One other benefit is that the solution process is not degraded by miscommunication. Often during timed, interactive programming tests, the assumptions or expectations are not clear to both parties. I once worked on an interactive interview that involved writing unit tests. However, the problem itself involved a hypothetical class that had not been written by anyone, and I was instructed to pretend that it had been implemented, with a particular set of attributes and methods, and to build my testing solution around that. None of it was documented in the problem statement beyond the name of the class to use.

But when it came to writing the unit tests, everything hinged on exactly how the class was implemented. I kept asking what kinds of things I could assume about the hypothetical class-whose-methods-mattered-for-testing, and the interviewer kept giving terse answers that did not address my questions. Likely we were talking past each other (I mean, we were complete strangers who had never worked together and only just been introduced 25 minutes earlier, trying to collaborate over a shared editor screen). But it easily caused 10 or 15 minutes of wasted time, dead air, re-asked questions, and so forth, all of which could have been avoided if the problem had been given long-form, perhaps even requiring me to do more work by implementing both the hypothetical class and the unit tests depending on it. Of course there might still be questions, but they can be rounded up after hours of careful thought, and then shared asynchronously by email so that no one is pressured in real-time to accept inadequate answers due to people talking past one another. 

As it turned out, however, my interviewer likely walked away from the assessment with a negative feeling about my ability to solve that sort of problem, and I walked away with a negative impression about the communication abilities of the other workers in that company. Both conclusions were probably wrong, but you can't unfeel that kind of awkward interview.

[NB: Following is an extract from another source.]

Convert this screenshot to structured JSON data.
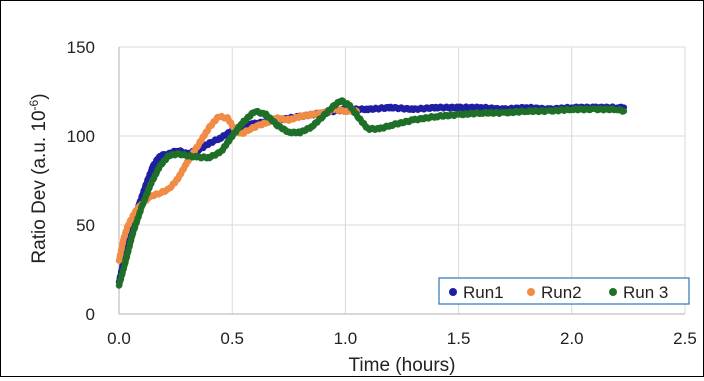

I'm sure that timed tests still have a place, I'm just not sure what that is in the world of programmer or quantitative researcher evaluations. Maybe they have to come out when the lower administration cost and shorter turn-around time for feedback are crucial, such as for extremely large firms that evaluate many candidates. Sadly, the test will be biased to favor extroverts whose natural thinking processes are not significantly disrupted by the social norms of a formal conversation with a stranger. Even in the best case they will be subject to degradation just due to common verbal misunderstandings, assumptions, clarifications, etc., in the presence of the time constraint. And overall this will have a population effect on the culture and type of programmer who will aggregate into companies that perform these sorts of evaluations.